In A Strange Catechism, Justen Ahren relates the story of a mother and her surviving son, as they journey through grief, lose and separation to a deeper understanding of how life is constructed out of what our ‘fingers keep making in the air/ until dawn’— those fleeting things we long for, made real by our longing and our praying for them.
“The poems in Justen Ahren’s Strange Catechism are songs whose music exists to make beauty out of profound sadness. They are rhythmic, empathic, and polyphonic but behind each one is a voice who says hello to darkness and then sings to it—all the while wondering about ‘golondrinas’ and ‘the hydrangeas’ blue clouds’, all the while wondering if ‘the world without [him]/may be the real one.’”
--Jennifer Tseng
“This collection contains the voice of a poet whose work aches with beauty.
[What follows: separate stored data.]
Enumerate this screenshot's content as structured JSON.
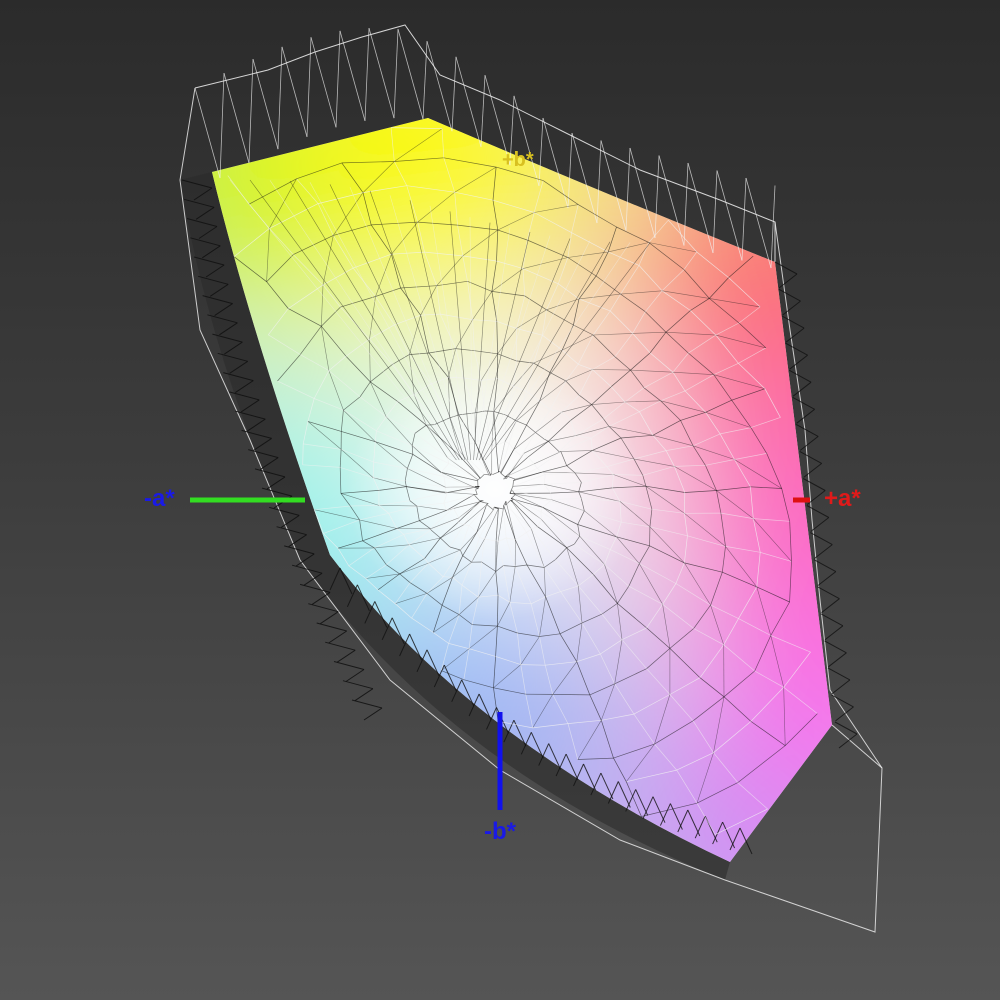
{
  "axes": {
    "neg_a": {
      "label": "-a*",
      "color": "#1a1ae6"
    },
    "pos_a": {
      "label": "+a*",
      "color": "#e01a1a"
    },
    "pos_b": {
      "label": "+b*",
      "color": "#d8c020"
    },
    "neg_b": {
      "label": "-b*",
      "color": "#1a1ae6"
    }
  },
  "axis_line_colors": {
    "neg_a": "#33dd22",
    "pos_a": "#dd1111",
    "neg_b": "#1111ee"
  },
  "corner_colors": {
    "top_left": "#a6f01c",
    "top_mid": "#fffb00",
    "top_right": "#ff5a3c",
    "left_mid": "#6ef7e6",
    "right_mid": "#ff54b6",
    "bottom_left": "#8aa6f5",
    "bottom_mid": "#b98af5",
    "bottom_right": "#ff4ff2",
    "center": "#ffffff"
  },
  "wireframe_colors": {
    "light": "#f2f2f2",
    "dark": "#111111"
  }
}
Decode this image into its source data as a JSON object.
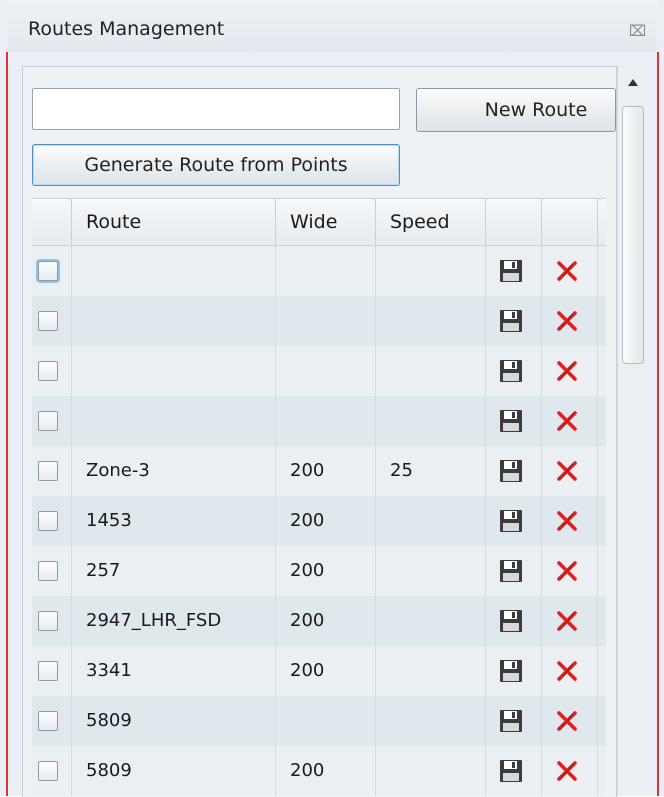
{
  "window": {
    "title": "Routes Management",
    "close_symbol": "⌧"
  },
  "toolbar": {
    "new_route_label": "New Route",
    "generate_label": "Generate Route from Points",
    "route_input_value": ""
  },
  "grid": {
    "headers": {
      "route": "Route",
      "wide": "Wide",
      "speed": "Speed"
    },
    "rows": [
      {
        "route": "",
        "wide": "",
        "speed": ""
      },
      {
        "route": "",
        "wide": "",
        "speed": ""
      },
      {
        "route": "",
        "wide": "",
        "speed": ""
      },
      {
        "route": "",
        "wide": "",
        "speed": ""
      },
      {
        "route": " Zone-3",
        "wide": "200",
        "speed": "25"
      },
      {
        "route": "1453",
        "wide": "200",
        "speed": ""
      },
      {
        "route": "257",
        "wide": "200",
        "speed": ""
      },
      {
        "route": "2947_LHR_FSD",
        "wide": "200",
        "speed": ""
      },
      {
        "route": "3341",
        "wide": "200",
        "speed": ""
      },
      {
        "route": "5809",
        "wide": "",
        "speed": ""
      },
      {
        "route": "5809",
        "wide": "200",
        "speed": ""
      }
    ]
  },
  "colors": {
    "accent_focus": "#4b91c6",
    "delete_red": "#e02020",
    "window_border": "#e03434"
  },
  "icons": {
    "save": "floppy-disk-icon",
    "delete": "red-x-icon",
    "close": "close-icon",
    "scroll_up": "triangle-up-icon"
  }
}
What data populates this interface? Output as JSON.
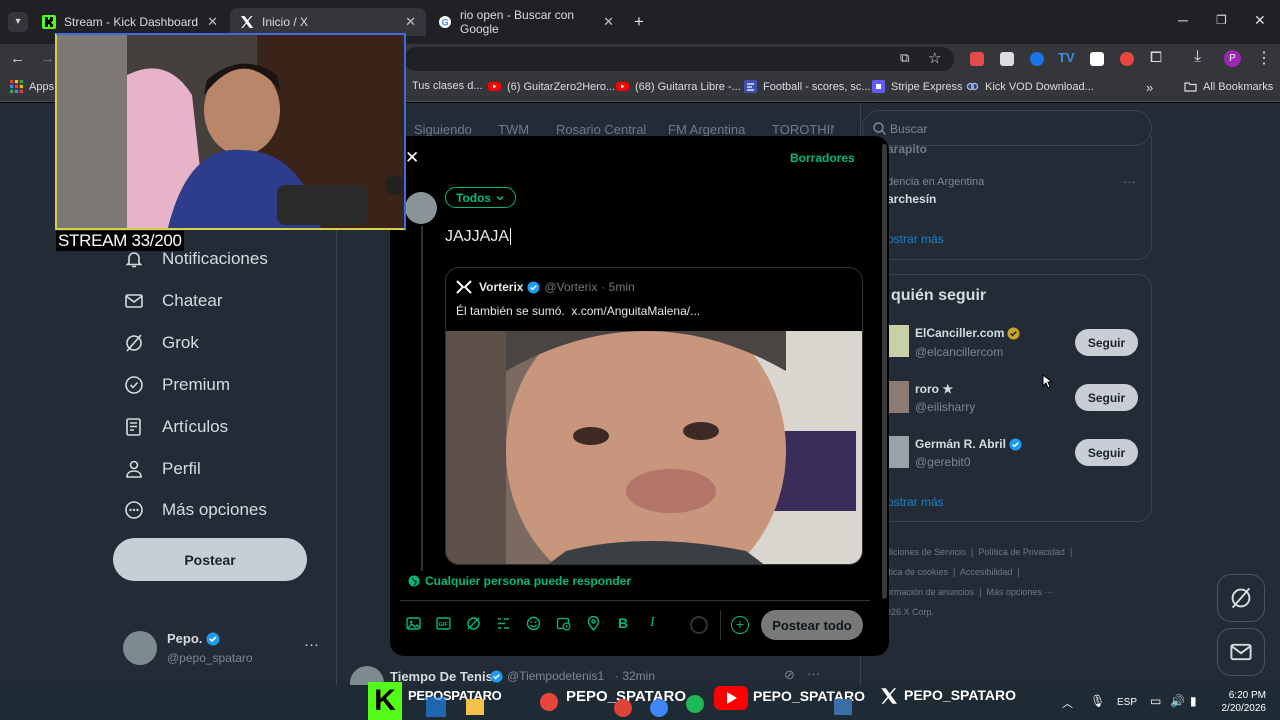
{
  "browser": {
    "tabs": [
      {
        "title": "Stream - Kick Dashboard"
      },
      {
        "title": "Inicio / X"
      },
      {
        "title": "rio open - Buscar con Google"
      }
    ],
    "bookmarks": [
      {
        "label": "Apps"
      },
      {
        "label": "Tus clases d..."
      },
      {
        "label": "(6) GuitarZero2Hero..."
      },
      {
        "label": "(68) Guitarra Libre -..."
      },
      {
        "label": "Football - scores, sc..."
      },
      {
        "label": "Stripe Express"
      },
      {
        "label": "Kick VOD Download..."
      }
    ],
    "all_bookmarks": "All Bookmarks",
    "more": "»"
  },
  "overlay": {
    "stream_counter": "STREAM 33/200"
  },
  "sidebar": {
    "items": [
      {
        "label": "Notificaciones",
        "icon": "bell-icon"
      },
      {
        "label": "Chatear",
        "icon": "mail-icon"
      },
      {
        "label": "Grok",
        "icon": "grok-icon"
      },
      {
        "label": "Premium",
        "icon": "verified-icon"
      },
      {
        "label": "Artículos",
        "icon": "article-icon"
      },
      {
        "label": "Perfil",
        "icon": "person-icon"
      },
      {
        "label": "Más opciones",
        "icon": "more-circle-icon"
      }
    ],
    "post_button": "Postear",
    "account": {
      "name": "Pepo.",
      "handle": "@pepo_spataro"
    }
  },
  "top_tabs": [
    "Siguiendo",
    "TWM",
    "Rosario Central",
    "FM Argentina",
    "TOROTHIN"
  ],
  "search": {
    "placeholder": "Buscar"
  },
  "trends": {
    "partial_top": "arapito",
    "trend_context": "dencia en Argentina",
    "trend_name": "archesín",
    "show_more": "ostrar más"
  },
  "who_to_follow": {
    "title": "quién seguir",
    "accounts": [
      {
        "name": "ElCanciller.com",
        "handle": "@elcancillercom",
        "badge": "gold"
      },
      {
        "name": "roro ★",
        "handle": "@eilisharry",
        "badge": "none"
      },
      {
        "name": "Germán R. Abril",
        "handle": "@gerebit0",
        "badge": "blue"
      }
    ],
    "follow_label": "Seguir",
    "show_more": "ostrar más"
  },
  "footer": {
    "links": [
      "diciones de Servicio",
      "Política de Privacidad",
      "ítica de cookies",
      "Accesibilidad",
      "ormación de anuncios",
      "Más opciones ···"
    ],
    "copyright": "026 X Corp."
  },
  "feed_bottom": {
    "name": "Tiempo De Tenis",
    "handle": "@Tiempodetenis1",
    "time": "· 32min"
  },
  "composer": {
    "drafts": "Borradores",
    "audience": "Todos",
    "text": "JAJJAJA",
    "quoted": {
      "name": "Vorterix",
      "handle": "@Vorterix",
      "time": "· 5min",
      "text": "Él también se sumó.  x.com/AnguitaMalena/..."
    },
    "reply_setting": "Cualquier persona puede responder",
    "post_all": "Postear todo"
  },
  "taskbar": {
    "lang": "ESP",
    "time": "6:20 PM",
    "date": "2/20/2026",
    "watermarks": [
      "PEPOSPATARO",
      "PEPO_SPATARO",
      "PEPO_SPATARO",
      "PEPO_SPATARO"
    ]
  },
  "colors": {
    "accent_green": "#00ba7c",
    "kick_green": "#53fc18",
    "x_blue": "#1d9bf0",
    "webcam_border": "#4169e1"
  }
}
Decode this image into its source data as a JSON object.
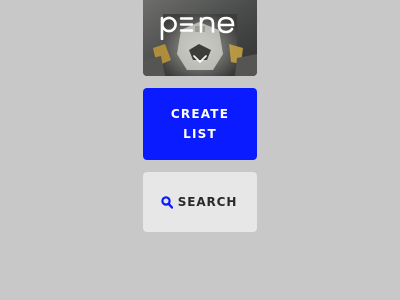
{
  "hero": {
    "logo_text": "pine",
    "image_icon": "robot-photo",
    "expand_icon": "chevron-down-icon"
  },
  "actions": {
    "create_label": "CREATE LIST",
    "search_label": "SEARCH",
    "search_icon": "search-icon"
  },
  "colors": {
    "background": "#c8c8c8",
    "create_bg": "#0a1cff",
    "search_bg": "#e7e7e7",
    "search_icon": "#0a1cff"
  }
}
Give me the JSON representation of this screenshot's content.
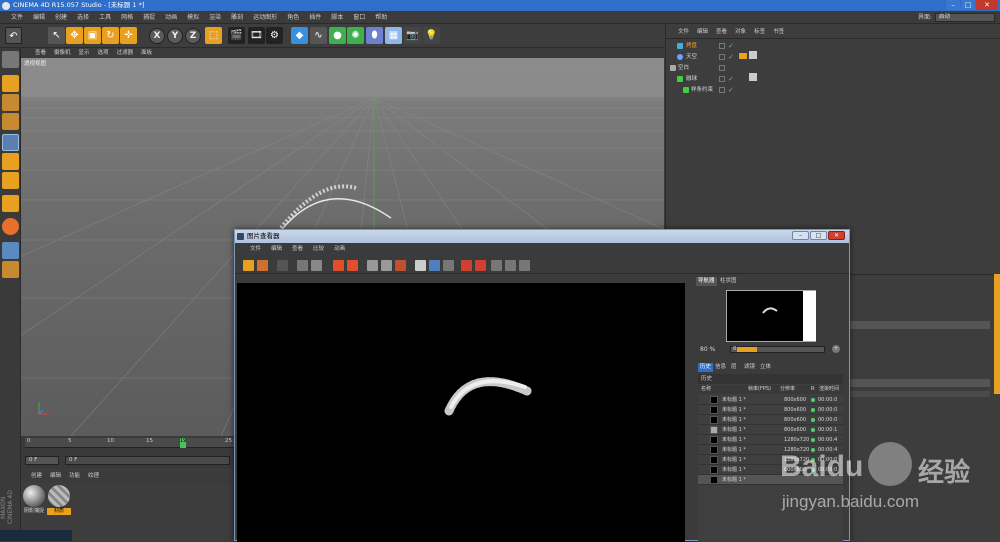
{
  "window": {
    "title": "CINEMA 4D R15.057 Studio - [未标题 1 *]"
  },
  "menubar": {
    "items": [
      "文件",
      "编辑",
      "创建",
      "选择",
      "工具",
      "网格",
      "捕捉",
      "动画",
      "模拟",
      "渲染",
      "雕刻",
      "运动图形",
      "角色",
      "插件",
      "脚本",
      "窗口",
      "帮助"
    ],
    "layout_label": "界面:",
    "layout_value": "启动"
  },
  "viewport": {
    "menu": [
      "查看",
      "摄像机",
      "显示",
      "选项",
      "过滤器",
      "面板"
    ],
    "label": "透视视图"
  },
  "timeline": {
    "ticks": [
      "0",
      "5",
      "10",
      "15",
      "19",
      "20",
      "25"
    ],
    "current_frame": "19",
    "frame_start": "0 F",
    "frame_field": "0 F"
  },
  "materials": {
    "menu": [
      "创建",
      "编辑",
      "功能",
      "纹理"
    ],
    "items": [
      {
        "label": "阴影捕捉",
        "color": "#8a8a8a"
      },
      {
        "label": "材质",
        "color": "#e0a020"
      }
    ],
    "brand": "MAXON CINEMA 4D"
  },
  "objects": {
    "menu": [
      "文件",
      "编辑",
      "查看",
      "对象",
      "标签",
      "书签"
    ],
    "rows": [
      {
        "name": "烤盘",
        "color": "#ff9a1a",
        "icon_color": "#3fb0e0"
      },
      {
        "name": "天空",
        "color": "#d6d6d6",
        "icon_color": "#6fa0ff"
      },
      {
        "name": "空白",
        "color": "#d6d6d6",
        "icon_color": "#aaaaaa"
      },
      {
        "name": "融球",
        "color": "#d6d6d6",
        "icon_color": "#3fd03f"
      },
      {
        "name": "样条约束",
        "color": "#d6d6d6",
        "icon_color": "#3fd03f"
      }
    ]
  },
  "picture_viewer": {
    "title": "图片查看器",
    "menu": [
      "文件",
      "编辑",
      "查看",
      "比较",
      "动画"
    ],
    "side_tabs": [
      "导航器",
      "柱状图"
    ],
    "zoom": "80 %",
    "zoom_value": "8",
    "history_tabs": [
      "历史",
      "信息",
      "层",
      "滤镜",
      "立体"
    ],
    "history_heading": "历史",
    "columns": [
      "名称",
      "帧率(FPS)",
      "分辨率",
      "R",
      "渲染时间"
    ],
    "rows": [
      {
        "name": "未标题 1 *",
        "res": "800x600",
        "time": "00:00:0"
      },
      {
        "name": "未标题 1 *",
        "res": "800x600",
        "time": "00:00:0"
      },
      {
        "name": "未标题 1 *",
        "res": "800x600",
        "time": "00:00:0"
      },
      {
        "name": "未标题 1 *",
        "res": "800x600",
        "time": "00:00:1"
      },
      {
        "name": "未标题 1 *",
        "res": "1280x720",
        "time": "00:00:4"
      },
      {
        "name": "未标题 1 *",
        "res": "1280x720",
        "time": "00:00:4"
      },
      {
        "name": "未标题 1 *",
        "res": "1280x720",
        "time": "00:00:0"
      },
      {
        "name": "未标题 1 *",
        "res": "800x600",
        "time": "00:00:0"
      },
      {
        "name": "未标题 1 *",
        "res": "",
        "time": ""
      }
    ]
  },
  "watermark": {
    "brand": "Baidu",
    "suffix": "经验",
    "url": "jingyan.baidu.com"
  },
  "colors": {
    "accent_orange": "#e8a020",
    "active_blue": "#2f6fc9",
    "status_green": "#4fd070"
  }
}
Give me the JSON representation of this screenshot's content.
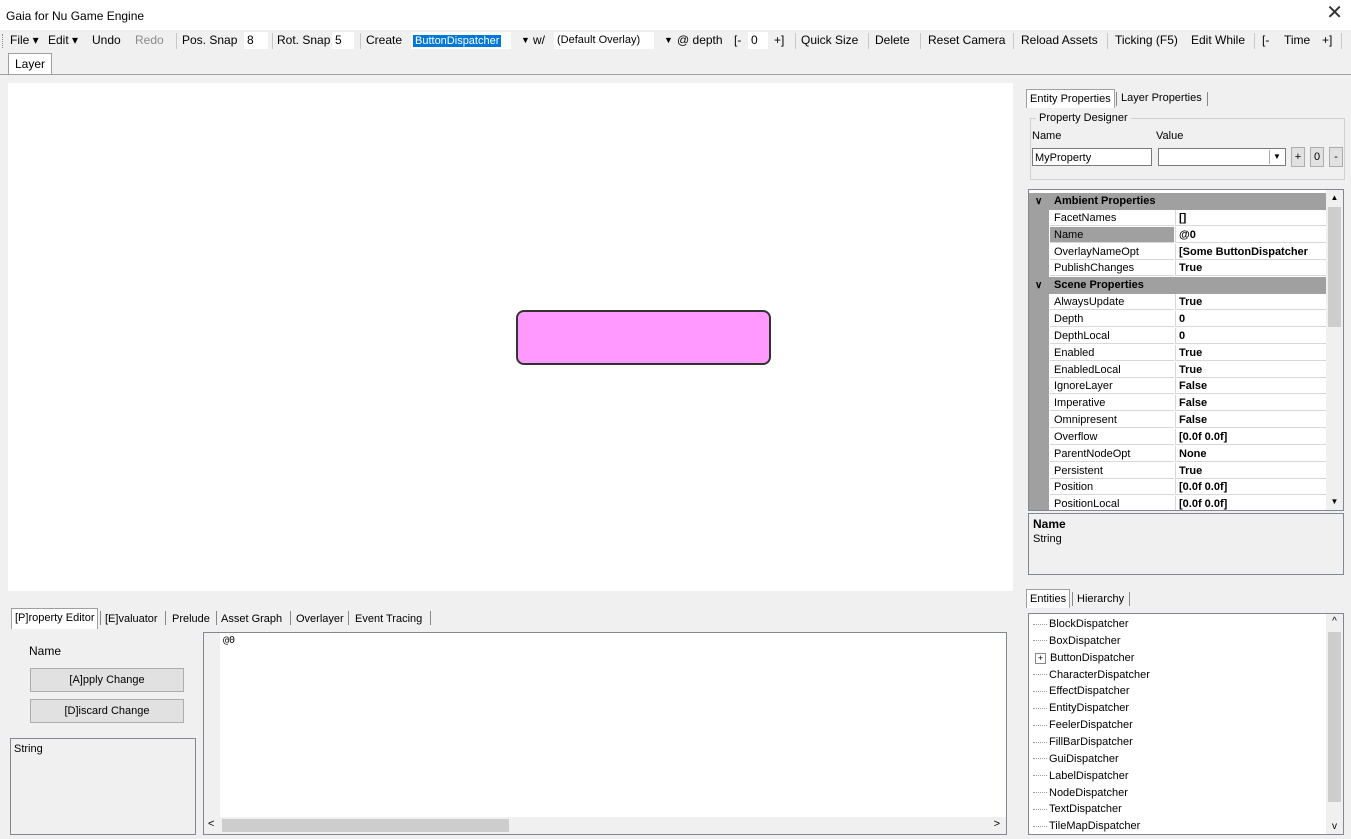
{
  "window": {
    "title": "Gaia for Nu Game Engine"
  },
  "toolbar": {
    "file": "File",
    "edit": "Edit",
    "undo": "Undo",
    "redo": "Redo",
    "pos_snap_label": "Pos. Snap",
    "pos_snap_value": "8",
    "rot_snap_label": "Rot. Snap",
    "rot_snap_value": "5",
    "create": "Create",
    "dispatcher_selected": "ButtonDispatcher",
    "with": "w/",
    "overlay_selected": "(Default Overlay)",
    "at_depth": "@ depth",
    "depth_minus": "[-",
    "depth_value": "0",
    "depth_plus": "+]",
    "quick_size": "Quick Size",
    "delete": "Delete",
    "reset_camera": "Reset Camera",
    "reload_assets": "Reload Assets",
    "ticking": "Ticking (F5)",
    "edit_while": "Edit While",
    "time_minus": "[-",
    "time_label": "Time",
    "time_plus": "+]"
  },
  "layer_tab": "Layer",
  "property_tabs": {
    "entity": "Entity Properties",
    "layer": "Layer Properties"
  },
  "property_designer": {
    "group_label": "Property Designer",
    "name_header": "Name",
    "value_header": "Value",
    "name_value": "MyProperty",
    "value_value": "",
    "plus": "+",
    "zero": "0",
    "minus": "-"
  },
  "property_grid": [
    {
      "type": "category",
      "label": "Ambient Properties"
    },
    {
      "type": "prop",
      "name": "FacetNames",
      "value": "[]"
    },
    {
      "type": "prop",
      "name": "Name",
      "value": "@0",
      "selected": true
    },
    {
      "type": "prop",
      "name": "OverlayNameOpt",
      "value": "[Some ButtonDispatcher"
    },
    {
      "type": "prop",
      "name": "PublishChanges",
      "value": "True"
    },
    {
      "type": "category",
      "label": "Scene Properties"
    },
    {
      "type": "prop",
      "name": "AlwaysUpdate",
      "value": "True"
    },
    {
      "type": "prop",
      "name": "Depth",
      "value": "0"
    },
    {
      "type": "prop",
      "name": "DepthLocal",
      "value": "0"
    },
    {
      "type": "prop",
      "name": "Enabled",
      "value": "True"
    },
    {
      "type": "prop",
      "name": "EnabledLocal",
      "value": "True"
    },
    {
      "type": "prop",
      "name": "IgnoreLayer",
      "value": "False"
    },
    {
      "type": "prop",
      "name": "Imperative",
      "value": "False"
    },
    {
      "type": "prop",
      "name": "Omnipresent",
      "value": "False"
    },
    {
      "type": "prop",
      "name": "Overflow",
      "value": "[0.0f 0.0f]"
    },
    {
      "type": "prop",
      "name": "ParentNodeOpt",
      "value": "None"
    },
    {
      "type": "prop",
      "name": "Persistent",
      "value": "True"
    },
    {
      "type": "prop",
      "name": "Position",
      "value": "[0.0f 0.0f]"
    },
    {
      "type": "prop",
      "name": "PositionLocal",
      "value": "[0.0f 0.0f]"
    }
  ],
  "help": {
    "title": "Name",
    "type": "String"
  },
  "entity_tabs": {
    "entities": "Entities",
    "hierarchy": "Hierarchy"
  },
  "entities": [
    {
      "label": "BlockDispatcher",
      "expandable": false
    },
    {
      "label": "BoxDispatcher",
      "expandable": false
    },
    {
      "label": "ButtonDispatcher",
      "expandable": true
    },
    {
      "label": "CharacterDispatcher",
      "expandable": false
    },
    {
      "label": "EffectDispatcher",
      "expandable": false
    },
    {
      "label": "EntityDispatcher",
      "expandable": false
    },
    {
      "label": "FeelerDispatcher",
      "expandable": false
    },
    {
      "label": "FillBarDispatcher",
      "expandable": false
    },
    {
      "label": "GuiDispatcher",
      "expandable": false
    },
    {
      "label": "LabelDispatcher",
      "expandable": false
    },
    {
      "label": "NodeDispatcher",
      "expandable": false
    },
    {
      "label": "TextDispatcher",
      "expandable": false
    },
    {
      "label": "TileMapDispatcher",
      "expandable": false
    }
  ],
  "bottom_tabs": {
    "property_editor": "[P]roperty Editor",
    "evaluator": "[E]valuator",
    "prelude": "Prelude",
    "asset_graph": "Asset Graph",
    "overlayer": "Overlayer",
    "event_tracing": "Event Tracing"
  },
  "editor": {
    "prop_name": "Name",
    "apply": "[A]pply Change",
    "discard": "[D]iscard Change",
    "type_label": "String",
    "code": "@0"
  },
  "colors": {
    "selection": "#0078d7",
    "entity_fill": "#ff99ff",
    "grid_gutter": "#a0a0a0"
  }
}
The poems are characterized by the paradox of austerity as abundance and religious mystery as lucidity. In Justen Ahren’s search for grace we find poetry of excellence.”
--Jennifer Clement
About the Author
West Tisbury, Massachusetts Poet Laureate Justen Ahren has published poems in numerous literary journals including, most recently, Fulcrum, BorderSenses, Borderlands, Texas Poetry Review, and Comstock Review. A graduate of Emerson College’s MFA program in creative writing, Justen is founder and Director of Noepe Center for Literary Arts and the Martha’s Vineyard Writers Residency. He teaches poetry and writing workshops on Martha’s Vineyard and in Labro, Italy.